The purpose of this page is learning, information dissemination, and scientific debate for those interested in Egypt's public health and its linkages to human development and social justice. In doing so, this page is committed to have a neutral stand and to present all views equally. This blog is based on the work of different experts in their field.

Friday, April 19, 2013

Does Egypt adopt pro-poor health policies?


Towards a fairer and accountable Egyptian health care system

In an event, organized on March 1-3, 2013 in the beautiful city of Sharm El-Sheikh in Egypt, debating the theme of “health insurance for the poor”, one of the distinguished  presenters, Dr. Cristian Baeza,  stated the following “ a segregated system for the poor proved to be a poor system”.   Later in his presentation, he followed by stating “universal means the entire population, but paying particular attention to the poor is critical as they are historically postponed and not prioritized”.  Cristian was presenting lessons learned from countries from Latin America on their experiences in expanding universal health insurance coverage.  The question begged itself, “What does this mean for Egypt?” 
Before the January 25th revolution, national health policy was applied universally with no particular priority set for improving health outcomes of the poor.  Allocations of budgetary funds for the health sector followed Ministry of Finance budget lines with no priority set for lagging regions or for those falling behind across population groups. With expected upcoming reforms to Egypt’s subsidy system, poverty rates would increase by several percentage points warranting putting in place a pro-poor health policy for protection of the poor and the vulnerable.

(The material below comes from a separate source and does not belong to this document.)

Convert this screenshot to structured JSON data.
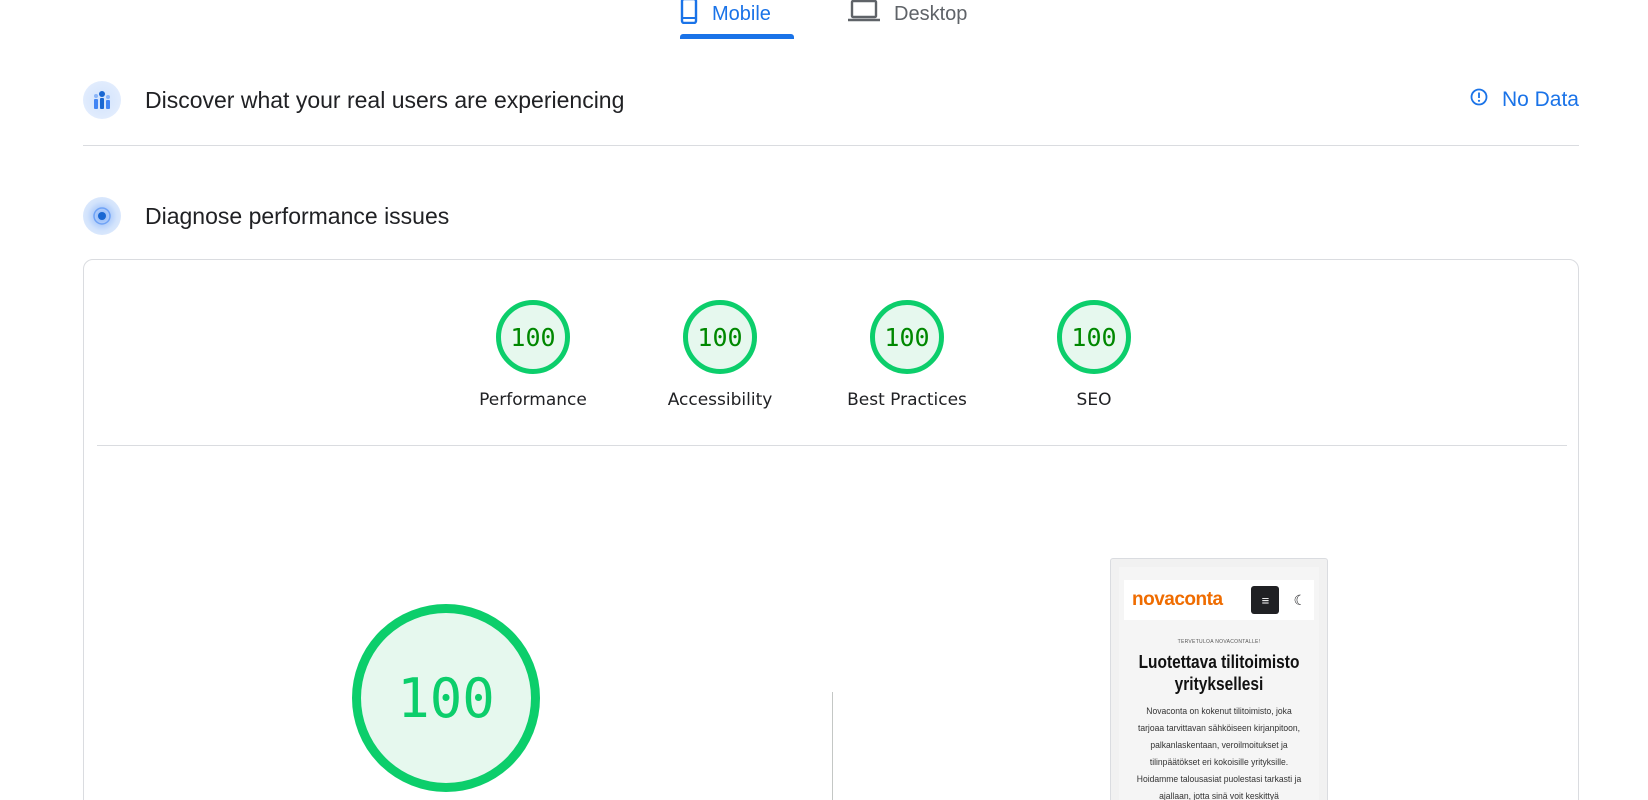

Traditionally, Egypt’s budget allocations are fragmented among a number of competing publicly-funded programs that hinder Egypt’s ability to pool risks and compromises Egypt’s path towards achieving universal health coverage.  The results of the health care system reflect evidence of unfairness.  In terms of health status, the nationwide progress made in reducing mortality among women, infants and children is not evenly distributed resulting in growing disparities in achieving MDG 4 (child mortality) and MDG 5 (maternal health) across geographic regions and income quintiles.  In terms of financial protection, the inability to protect the Egyptians from the impoverishing effects of health expenditures, especially against catastrophic illness is significant:  (i) the ongoing Social Health Insurance (SHI) excludes the poor as well as those who are in the informal sector, self-employed farmers or rural residents; and (ii) access to the Program for the Treatment on Expense of State (PTES) is also inequitable.  All resulted in three fourth of total health expenditure being spent out of pocket. In terms of client satisfaction and system responsiveness, service utilization by the poorest quintile of the population is the lowest for all types of health services, although the poor are more likely to utilize public health facilities than the better-off groups.  These are all consequences of the lack of a specific pro-poor health policy. 
Following the revolution for the last two years, governments and ministers of health were struggling to find ways to translate social justice into health programs that could reach the poor.  We’ve witnessed an active civil society movement organizing events and seminars, writing blogs and facebook threads going deep into discussing the nature of these programs and presenting serious proposals.  On the governmental side, A social health insurance law is in the making promising to cover the cost of premiums for the poor, however, with uncertainty about its sources of funding.  Already, a Law for expanding health insurance coverage of female-headed households has been issued; however, with a low turnout of beneficiaries showing up for enrollment.  A social justice budget was proposed to inject more funds in ongoing programs perceived to be underfunded such as Free Health Care, Program for the Treatment on the Expense of State, or for subsidized drugs and milk formula, and possibly fund school feeding programs.  However, the question remains: are these good examples of pro-poor programs?  Would they lead to a fairer health care system?

Recognizing the need for developing health policies and programs that promotes fairness and accountability in Egypt is essential and a first step.  A following and needed second step is to examine the ongoing health programs through a lens that can judge if these policies and programs are pro-poor or not. A third step will be to develop a health policy that keeps and consolidate those programs which are not only pro-poor but also efficient and effective, and ensuring that they are an integral part of the overall health care system.